Pearl Harbor is located five miles west of Honolulu and has been one of the best naval anchorages in the world since the U.S. navy deepened the channel in 1900. In December of 1941, it was home to the Pacific Fleet, which included seven battleships among its seventy-four naval vessels. When the three hundred and sixty warplanes of the Japanese nation roared into the harbor at 7:55 a.m. from the flotilla of thirty-three warships two hundred miles north, the United States fleet and force were surprised. By the end of the attack two hours later, three thousand, five hundred and eighty-one people were dead, eighteen ships sunk, and one hundred and seventy-four planes destroyed. The Pacific Fleet was in shambles, and the United States, with a declaration of war one day later, now involved in the struggle against the Axis Powers, eventually on two fronts. By the end of World War II, over 405,000 soldiers of the United States of America were dead, of the nearly 15 million from all nations and 670,000 U.S. soldiers were wounded.
Pearl Harbor Then
Naval Air Station - Although less publicized than the attack on the ships in the harbor itself, the devastation on the Ford Island Naval Station was also very severe, although pilots were able to scramble aircraft to pursue the Japanese planes during the attack despite the heavy damage. The U.S. Navy and Army lost a total of 169 planes during the attack with an additional 159 damaged. The Japanese lost 9 fighter planes and 20 bombers. Pearl Harbor U.S. Naval Fleet - Tension between Japan and the United States had been on the rise from 1940 and the majority of the U.S. Pacific Fleet had been brought back to Pearl Harbor and placed in small groups in case of a sabotage attack. There were about 185 ships in the harbor when the attack began. The attack lasted approximately two hours. After the USS Arizona had been hit, it took only nine minutes to sink. 337 service members on the Arizona survived the attack. For more information about the attack, check out the website of pearlharbor.org.
Pearl Harbor Now
Pearl Harbor Today- The memorial to the USS Arizona is one of the most poignant national historic sites in the nation. It is now known as part of the World War II Valor in the Pacific National Monument. The memorial of the Arizona signifies the valore and honor of the men and women who died in the attack on the U.S. fleet. Additional memorials to other ships, as well as museums on other facets of the attack and World War II, are sited in the Pearl Harbor area and on Ford Island. If you wish to visit all of the museums, tours, and exhibits, it can take up to six hours. Other memorials are still in the works, too, including one to the men of the USS Oklahoma.

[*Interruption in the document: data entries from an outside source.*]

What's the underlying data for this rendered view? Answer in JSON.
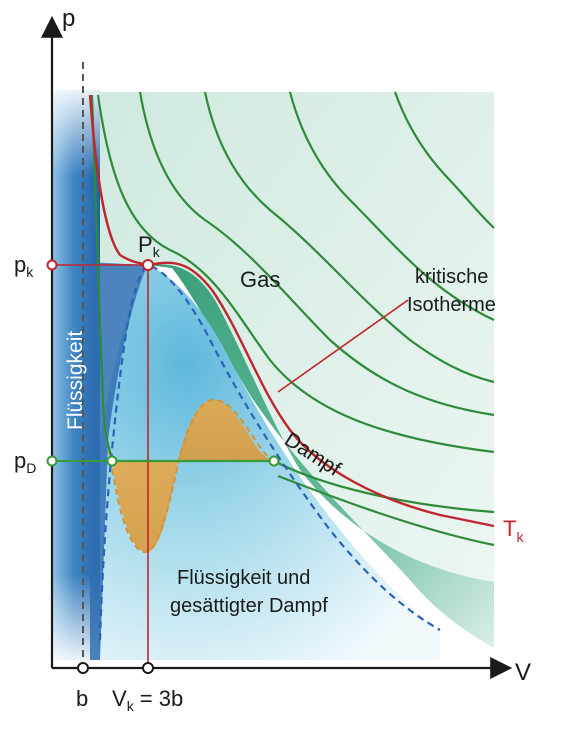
{
  "axes": {
    "y_label": "p",
    "x_label": "V"
  },
  "pressure_labels": {
    "pk_main": "p",
    "pk_sub": "k",
    "pd_main": "p",
    "pd_sub": "D"
  },
  "volume_labels": {
    "b": "b",
    "vk_main": "V",
    "vk_sub": "k",
    "vk_rest": " = 3b"
  },
  "critical_point": {
    "main": "P",
    "sub": "k"
  },
  "regions": {
    "liquid": "Flüssigkeit",
    "gas": "Gas",
    "vapor": "Dampf",
    "mixture_line1": "Flüssigkeit und",
    "mixture_line2": "gesättigter Dampf"
  },
  "annotations": {
    "critical_isotherm_line1": "kritische",
    "critical_isotherm_line2": "Isotherme",
    "tk_main": "T",
    "tk_sub": "k"
  },
  "colors": {
    "liquid_blue": "#2a6fb0",
    "mixture_light_blue": "#7cc4e0",
    "gas_pale_green": "#d7ece5",
    "vapor_green": "#3ea57e",
    "isotherm_green": "#2e8b3a",
    "critical_red": "#c0262d",
    "area_orange": "#e0a24a",
    "dashed_blue": "#2a63b8"
  }
}
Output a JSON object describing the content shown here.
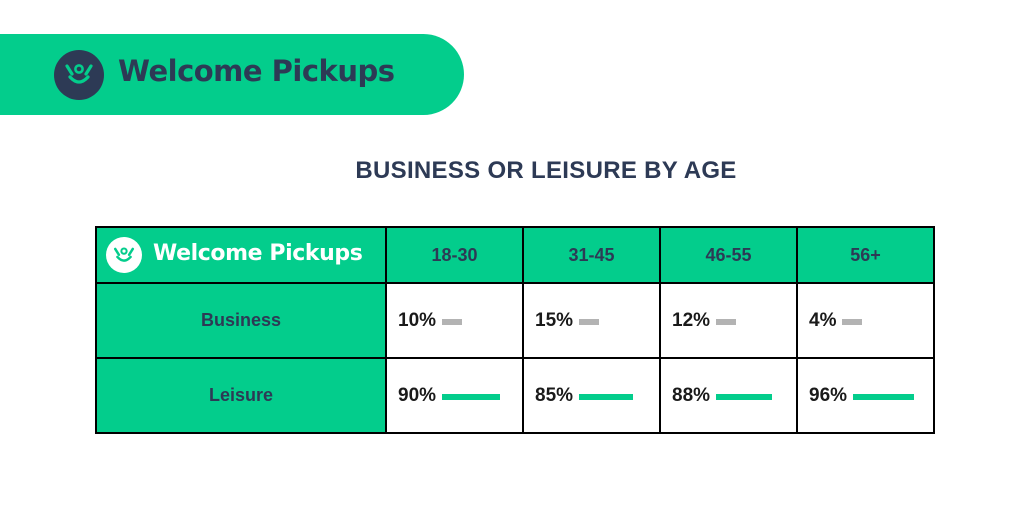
{
  "brand": {
    "name": "Welcome Pickups"
  },
  "chart_data": {
    "type": "table",
    "title": "BUSINESS OR LEISURE BY AGE",
    "columns": [
      "18-30",
      "31-45",
      "46-55",
      "56+"
    ],
    "rows": [
      {
        "label": "Business",
        "values": [
          10,
          15,
          12,
          4
        ],
        "display": [
          "10%",
          "15%",
          "12%",
          "4%"
        ],
        "bar_color": "#b3b3b3"
      },
      {
        "label": "Leisure",
        "values": [
          90,
          85,
          88,
          96
        ],
        "display": [
          "90%",
          "85%",
          "88%",
          "96%"
        ],
        "bar_color": "#03cd8c"
      }
    ]
  },
  "colors": {
    "accent": "#03cd8c",
    "navy": "#2d3a55",
    "grey_bar": "#b3b3b3"
  }
}
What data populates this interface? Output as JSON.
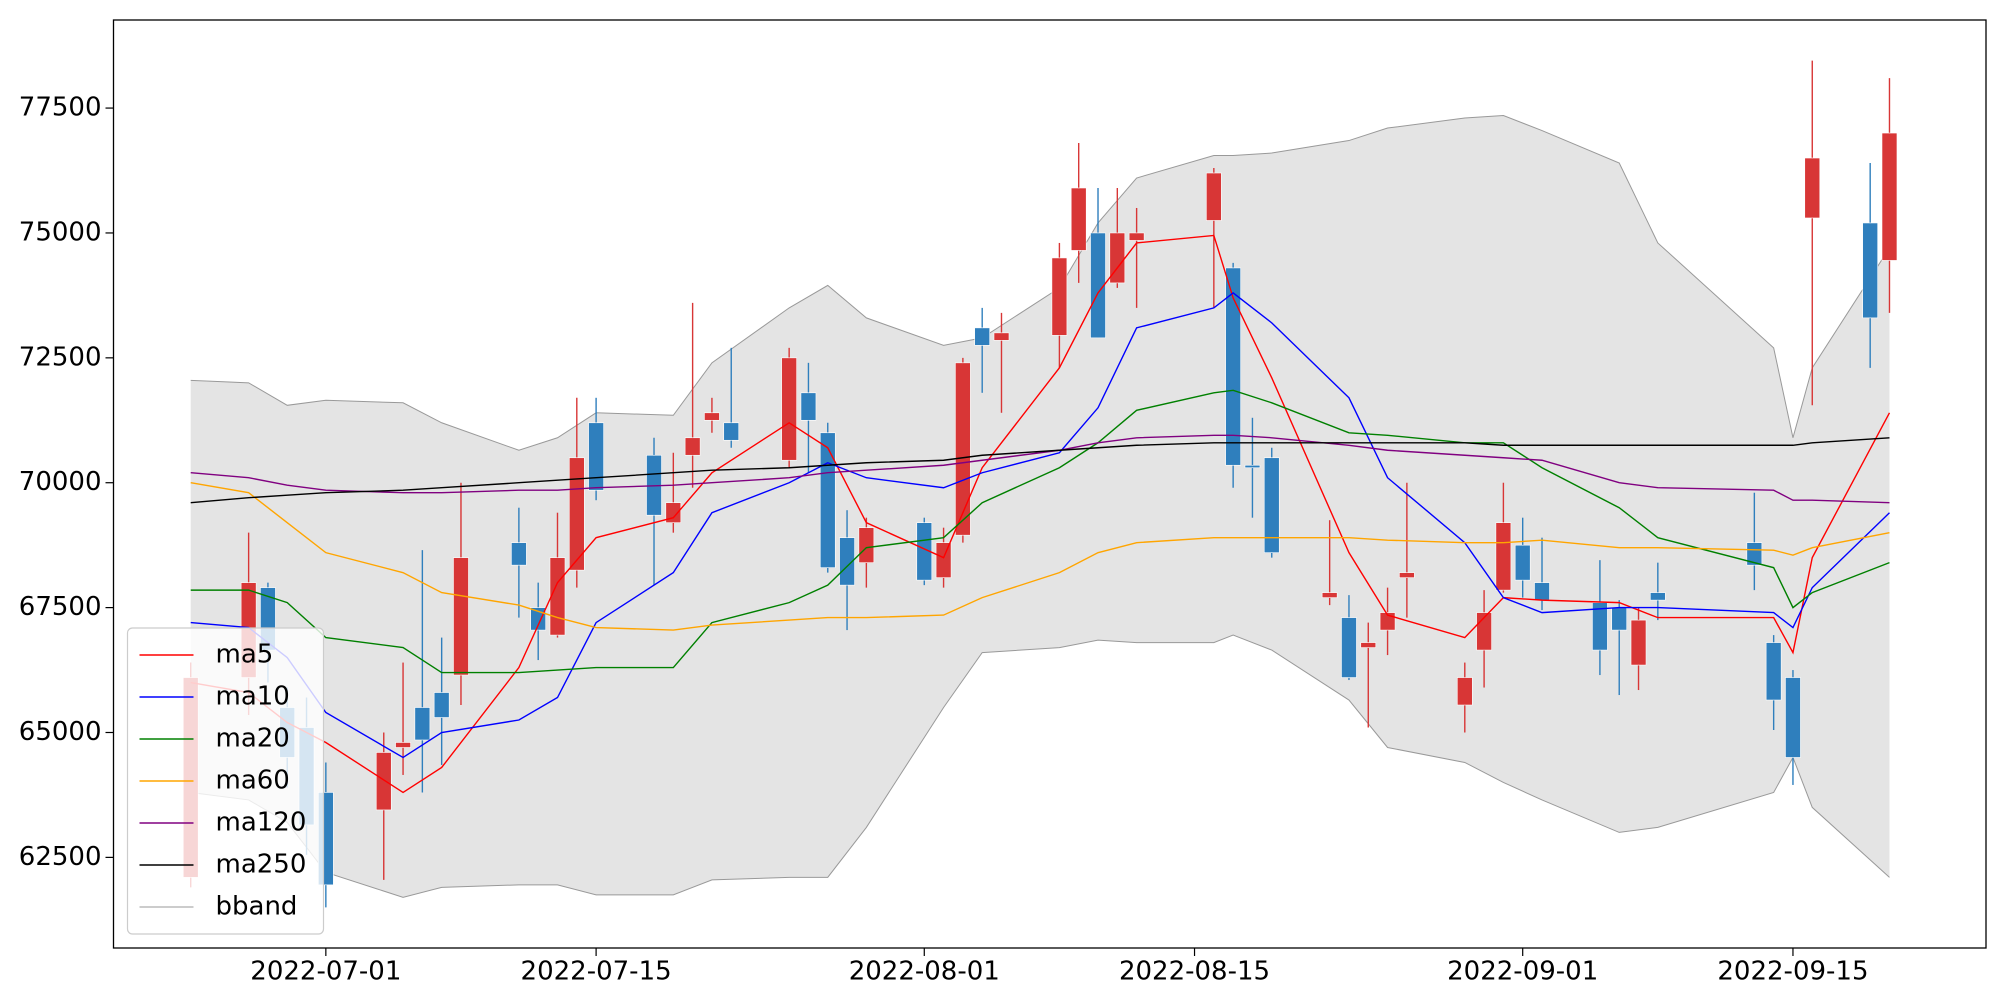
{
  "chart_data": {
    "type": "candlestick",
    "xlim": [
      "2022-06-20",
      "2022-09-25"
    ],
    "xticks": [
      "2022-07-01",
      "2022-07-15",
      "2022-08-01",
      "2022-08-15",
      "2022-09-01",
      "2022-09-15"
    ],
    "ylim": [
      60686,
      79263
    ],
    "yticks": [
      62500,
      65000,
      67500,
      70000,
      72500,
      75000,
      77500
    ],
    "legend": "lower left",
    "candles": {
      "up_color": "#d83636",
      "down_color": "#2f7fbd",
      "x": [
        "2022-06-24",
        "2022-06-27",
        "2022-06-28",
        "2022-06-29",
        "2022-06-30",
        "2022-07-01",
        "2022-07-04",
        "2022-07-05",
        "2022-07-06",
        "2022-07-07",
        "2022-07-08",
        "2022-07-11",
        "2022-07-12",
        "2022-07-13",
        "2022-07-14",
        "2022-07-15",
        "2022-07-18",
        "2022-07-19",
        "2022-07-20",
        "2022-07-21",
        "2022-07-22",
        "2022-07-25",
        "2022-07-26",
        "2022-07-27",
        "2022-07-28",
        "2022-07-29",
        "2022-08-01",
        "2022-08-02",
        "2022-08-03",
        "2022-08-04",
        "2022-08-05",
        "2022-08-08",
        "2022-08-09",
        "2022-08-10",
        "2022-08-11",
        "2022-08-12",
        "2022-08-16",
        "2022-08-17",
        "2022-08-18",
        "2022-08-19",
        "2022-08-22",
        "2022-08-23",
        "2022-08-24",
        "2022-08-25",
        "2022-08-26",
        "2022-08-29",
        "2022-08-30",
        "2022-08-31",
        "2022-09-01",
        "2022-09-02",
        "2022-09-05",
        "2022-09-06",
        "2022-09-07",
        "2022-09-08",
        "2022-09-13",
        "2022-09-14",
        "2022-09-15",
        "2022-09-16",
        "2022-09-19",
        "2022-09-20"
      ],
      "open": [
        62100,
        66100,
        67900,
        65500,
        65100,
        63800,
        63450,
        64700,
        65500,
        65800,
        66150,
        68800,
        67500,
        66950,
        68250,
        71200,
        70550,
        69200,
        70550,
        71250,
        71200,
        70450,
        71800,
        71000,
        68900,
        68400,
        69200,
        68100,
        68950,
        73100,
        72850,
        72950,
        74650,
        75000,
        74000,
        74850,
        75250,
        74300,
        70350,
        70500,
        67700,
        67300,
        66700,
        67050,
        68100,
        65550,
        66650,
        67850,
        68750,
        68000,
        67600,
        67500,
        66350,
        67800,
        68800,
        66800,
        66100,
        75300,
        75200,
        74450
      ],
      "high": [
        66400,
        69000,
        68000,
        65900,
        65700,
        64400,
        65000,
        66400,
        68650,
        66900,
        70000,
        69500,
        68000,
        69400,
        71700,
        71700,
        70900,
        70600,
        73600,
        71700,
        72700,
        72700,
        72400,
        71200,
        69450,
        69300,
        69300,
        69100,
        72500,
        73500,
        73400,
        74800,
        76800,
        75900,
        75900,
        75500,
        76300,
        74400,
        71300,
        70700,
        69250,
        67750,
        67200,
        67900,
        70000,
        66400,
        67850,
        70000,
        69300,
        68900,
        68450,
        67650,
        67500,
        68400,
        69800,
        66950,
        66250,
        78450,
        76400,
        78100
      ],
      "low": [
        61900,
        65350,
        66000,
        63900,
        62550,
        61500,
        62050,
        64150,
        63800,
        64350,
        65550,
        67300,
        66450,
        66900,
        67900,
        69650,
        67950,
        69000,
        69900,
        71000,
        70700,
        70300,
        70200,
        68200,
        67050,
        67900,
        67950,
        67900,
        68800,
        71800,
        71400,
        72300,
        74000,
        72900,
        73900,
        73500,
        73500,
        69900,
        69300,
        68500,
        67550,
        66050,
        65100,
        66550,
        67300,
        65000,
        65900,
        67800,
        67700,
        67450,
        66150,
        65750,
        65850,
        67250,
        67850,
        65050,
        63950,
        71550,
        72300,
        73400
      ],
      "close": [
        66100,
        68000,
        66650,
        64500,
        63150,
        61950,
        64600,
        64800,
        64850,
        65300,
        68500,
        68350,
        67050,
        68500,
        70500,
        69850,
        69350,
        69600,
        70900,
        71400,
        70850,
        72500,
        71250,
        68300,
        67950,
        69100,
        68050,
        68800,
        72400,
        72750,
        73000,
        74500,
        75900,
        72900,
        75000,
        75000,
        76200,
        70350,
        70300,
        68600,
        67800,
        66100,
        66800,
        67400,
        68200,
        66100,
        67400,
        69200,
        68050,
        67650,
        66650,
        67050,
        67250,
        67650,
        68350,
        65650,
        64500,
        76500,
        73300,
        77000
      ]
    },
    "x": [
      "2022-06-24",
      "2022-06-27",
      "2022-06-29",
      "2022-07-01",
      "2022-07-05",
      "2022-07-07",
      "2022-07-11",
      "2022-07-13",
      "2022-07-15",
      "2022-07-19",
      "2022-07-21",
      "2022-07-25",
      "2022-07-27",
      "2022-07-29",
      "2022-08-02",
      "2022-08-04",
      "2022-08-08",
      "2022-08-10",
      "2022-08-12",
      "2022-08-16",
      "2022-08-17",
      "2022-08-19",
      "2022-08-23",
      "2022-08-25",
      "2022-08-29",
      "2022-08-31",
      "2022-09-02",
      "2022-09-06",
      "2022-09-08",
      "2022-09-14",
      "2022-09-15",
      "2022-09-16",
      "2022-09-20"
    ],
    "series": [
      {
        "name": "ma5",
        "color": "#ff0000",
        "values": [
          66000,
          65800,
          65200,
          64800,
          63800,
          64300,
          66300,
          68000,
          68900,
          69300,
          70200,
          71200,
          70700,
          69200,
          68500,
          70300,
          72300,
          73800,
          74800,
          74950,
          73700,
          72100,
          68600,
          67350,
          66900,
          67700,
          67650,
          67600,
          67300,
          67300,
          66600,
          68500,
          71400
        ]
      },
      {
        "name": "ma10",
        "color": "#0000ff",
        "values": [
          67200,
          67100,
          66500,
          65400,
          64500,
          65000,
          65250,
          65700,
          67200,
          68200,
          69400,
          70000,
          70400,
          70100,
          69900,
          70200,
          70600,
          71500,
          73100,
          73500,
          73800,
          73200,
          71700,
          70100,
          68800,
          67700,
          67400,
          67500,
          67500,
          67400,
          67100,
          67900,
          69400
        ]
      },
      {
        "name": "ma20",
        "color": "#008000",
        "values": [
          67850,
          67850,
          67600,
          66900,
          66700,
          66200,
          66200,
          66250,
          66300,
          66300,
          67200,
          67600,
          67950,
          68700,
          68900,
          69600,
          70300,
          70800,
          71450,
          71800,
          71850,
          71600,
          71000,
          70950,
          70800,
          70800,
          70300,
          69500,
          68900,
          68300,
          67500,
          67800,
          68400
        ]
      },
      {
        "name": "ma60",
        "color": "#ffa500",
        "values": [
          70000,
          69800,
          69200,
          68600,
          68200,
          67800,
          67550,
          67300,
          67100,
          67050,
          67150,
          67250,
          67300,
          67300,
          67350,
          67700,
          68200,
          68600,
          68800,
          68900,
          68900,
          68900,
          68900,
          68850,
          68800,
          68800,
          68850,
          68700,
          68700,
          68650,
          68550,
          68700,
          69000
        ]
      },
      {
        "name": "ma120",
        "color": "#800080",
        "values": [
          70200,
          70100,
          69950,
          69850,
          69800,
          69800,
          69850,
          69850,
          69900,
          69950,
          70000,
          70100,
          70200,
          70250,
          70350,
          70450,
          70650,
          70800,
          70900,
          70950,
          70950,
          70900,
          70750,
          70650,
          70550,
          70500,
          70450,
          70000,
          69900,
          69850,
          69650,
          69650,
          69600
        ]
      },
      {
        "name": "ma250",
        "color": "#000000",
        "values": [
          69600,
          69700,
          69750,
          69800,
          69850,
          69900,
          70000,
          70050,
          70100,
          70200,
          70250,
          70300,
          70350,
          70400,
          70450,
          70550,
          70650,
          70700,
          70750,
          70800,
          70800,
          70800,
          70800,
          70800,
          70800,
          70750,
          70750,
          70750,
          70750,
          70750,
          70750,
          70800,
          70900
        ]
      },
      {
        "name": "bband",
        "color": "#999999",
        "fill": "#e4e4e4",
        "upper": [
          72050,
          72000,
          71550,
          71650,
          71600,
          71200,
          70650,
          70900,
          71400,
          71350,
          72400,
          73500,
          73950,
          73300,
          72750,
          72900,
          73900,
          75200,
          76100,
          76550,
          76550,
          76600,
          76850,
          77100,
          77300,
          77350,
          77050,
          76400,
          74800,
          72700,
          70900,
          72300,
          74700
        ],
        "lower": [
          63800,
          63650,
          63200,
          62200,
          61700,
          61900,
          61950,
          61950,
          61750,
          61750,
          62050,
          62100,
          62100,
          63100,
          65500,
          66600,
          66700,
          66850,
          66800,
          66800,
          66950,
          66650,
          65650,
          64700,
          64400,
          64000,
          63650,
          63000,
          63100,
          63800,
          64500,
          63500,
          62100
        ]
      }
    ]
  }
}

1. The USS Arizona Memorial. This is a timed ticket experience that includes the visitor center film, 23 minutes long, a short boat ride, and self guided tour through the memorial. Tickets can go fast in peak tourist months, and you can have up to a three hour wait until your time. Tickets are free. You may want to reserve your ticket in advance.
2. The other museums on site are also well worth the visit. These are run by private groups and require a fee. Visit the Pacific Aviation Museum on the military base and see what the role the air played in the battle and attack on Pearl Harbor. This museum is housed in the hangers of the Ford Island Naval Station.